I'm hoping someone else can add support for custom classes and find out how to get this to work under OSX!

11 comments:

garyrob said...

This is great news, although I'd like to see the solution on OS X.

One question. One advantage of writing a C extension is that it allows you to release the GIL, do some cpu-intensive work on multiple cores, then grab the GIL and return to normal python which can only use one core.

If Shed Skin could allow that to happen, it would be a substantial reason to use it instead of, say, Pyrex for python extensions (last I checked Pyrex doesn't let you release the GIL).

Is that a possibility?

James said...

Fantastic!!!! This is very useful!!!

Fuzzyman said...

Hey - this is *great* (although I'd like to hear the answer about releasing the GIL).

One nitpick - don't forget to include a link in comp.lang.python.announce posts... :-)

Anyway - congratulations, and thank you. With this and CarbonPython, Python is looking faster by the minute...

Luis said...

I love it! This is absolutely fantastic!!!
I can't belive I can write extension modules that easily...
Keep up the good work and thank you!!!

srepmub said...

@garyrob:

thanks for this insight.

I guess if it's possible to release the GIL for other C extensions, why not for Shedskin-generated extensions.

I'd be very interested in people experimenting with this.

garyrob said...

My understanding is that when sets, etc. are passed into an ss extension, they are converted to other, ss-native structure, so the original Python containers are never modified in the extension. So, there is no way the python objects would be endangered by the extension.

Is that right?

But I'd guess the big issue in using ss without the GIL would be that ss extensions aren't designed to be reentrant, and so if two threads executed the same ss extension at once they would interfere with each other... is that right? Even so, it would be good to be able to run the extension in a thread while other Python threads are doing other things.

srepmub said...

yes, currently everything is converted, so the only problem should be reentrancy in the extension itself.

so I guess if there are no global datastructures that are modified, nothing is shared and everything should be reentrant?

srepmub said...

btw, about OSX:

it's probably quite easy to get this to work, but I don't have OSX to play with.

garyrob said...

"so I guess if there are no global datastructures that are modified," I think that's right, but I can't guarantee we're not missing something! ;)

usagi said...

Hi Mark,

Congratulations on this new release with such an important feature. I would like to point you to a blog post of mine comparing set operations in different implementations of Python:

http://pyinsci.blogspot.com/2007/08/set-implementation-performance.html

I found out that the C++ generated from my test script was slower than the pure python implementation!
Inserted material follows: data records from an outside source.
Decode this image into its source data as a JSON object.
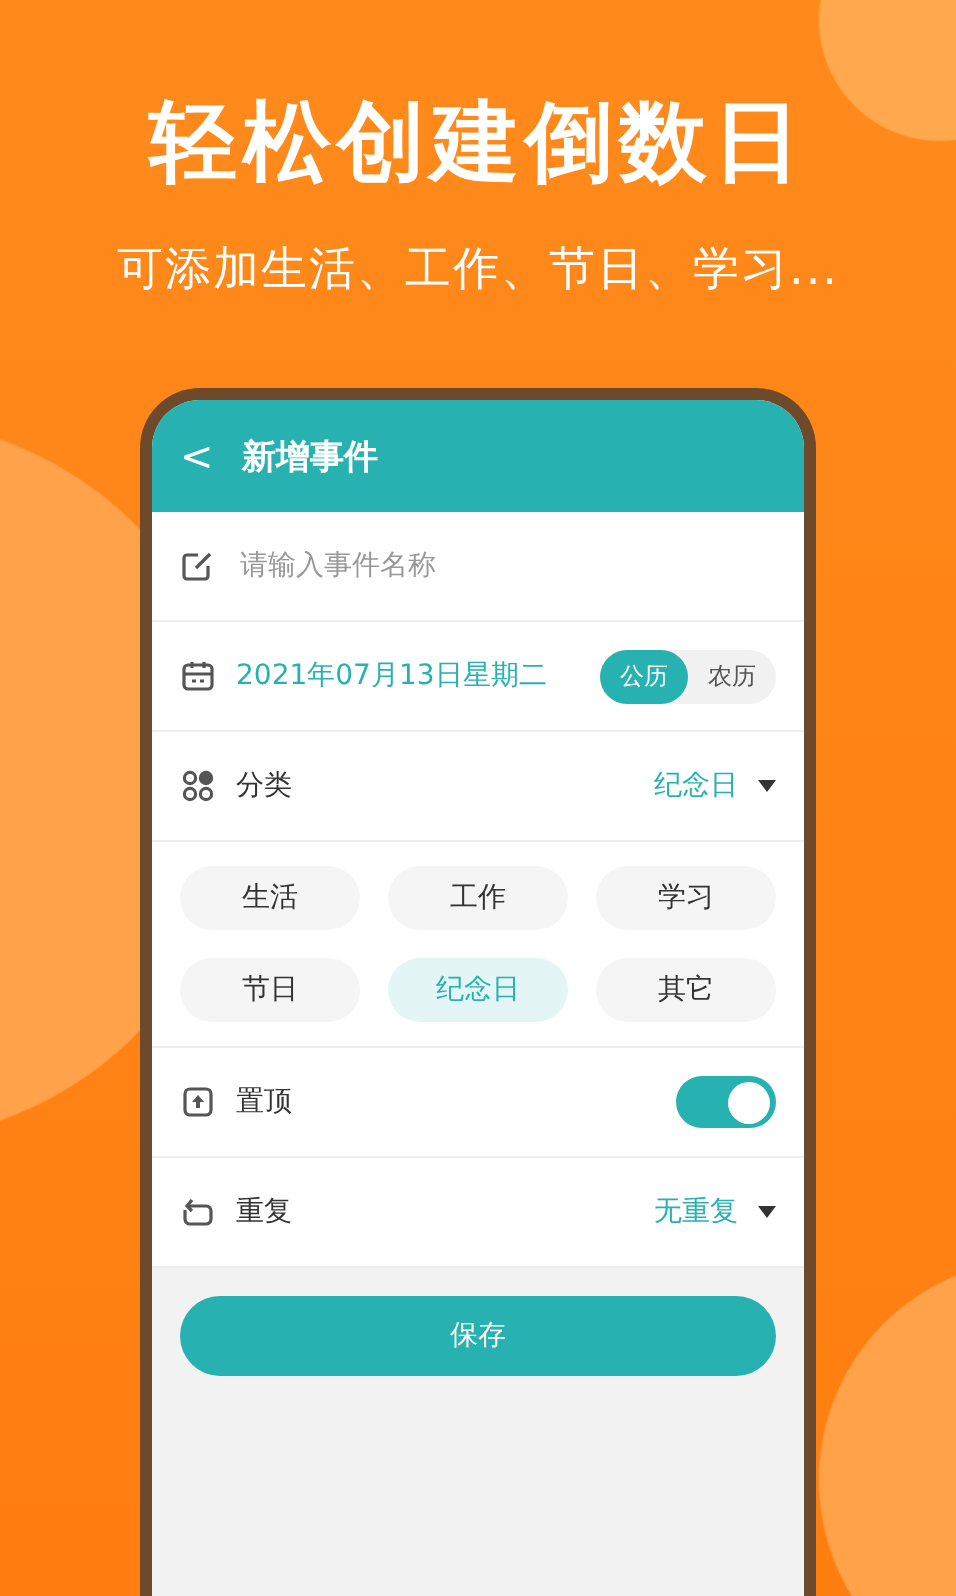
{
  "headline": "轻松创建倒数日",
  "subtitle": "可添加生活、工作、节日、学习...",
  "screen": {
    "title": "新增事件",
    "back": "<",
    "name_field": {
      "placeholder": "请输入事件名称"
    },
    "date": {
      "value": "2021年07月13日星期二",
      "calendars": [
        {
          "label": "公历",
          "selected": true
        },
        {
          "label": "农历",
          "selected": false
        }
      ]
    },
    "category": {
      "label": "分类",
      "value": "纪念日",
      "options": [
        {
          "label": "生活",
          "selected": false
        },
        {
          "label": "工作",
          "selected": false
        },
        {
          "label": "学习",
          "selected": false
        },
        {
          "label": "节日",
          "selected": false
        },
        {
          "label": "纪念日",
          "selected": true
        },
        {
          "label": "其它",
          "selected": false
        }
      ]
    },
    "pin": {
      "label": "置顶",
      "on": true
    },
    "repeat": {
      "label": "重复",
      "value": "无重复"
    },
    "save_button": "保存"
  }
}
You may want to take a look at your set implementation.

You should add this blog to the Planet Python blog aggregator!

srepmub said...

thanks flavio,

after adding some simple (long overdue) optimizations, your test script runs about 40% faster here (mac mini intel core duo). could you please run your test script again using Shedskin CVS..?

I'll look closer at the remaining speed difference later (it's still about 3 times slower than CPython here), but I think it's because hash_set does not have union etc. methods.. not sure I can do much about that, without completely replacing std::hash_set..

does anyone know if std::unordered_set in future C++ versions will support union and such?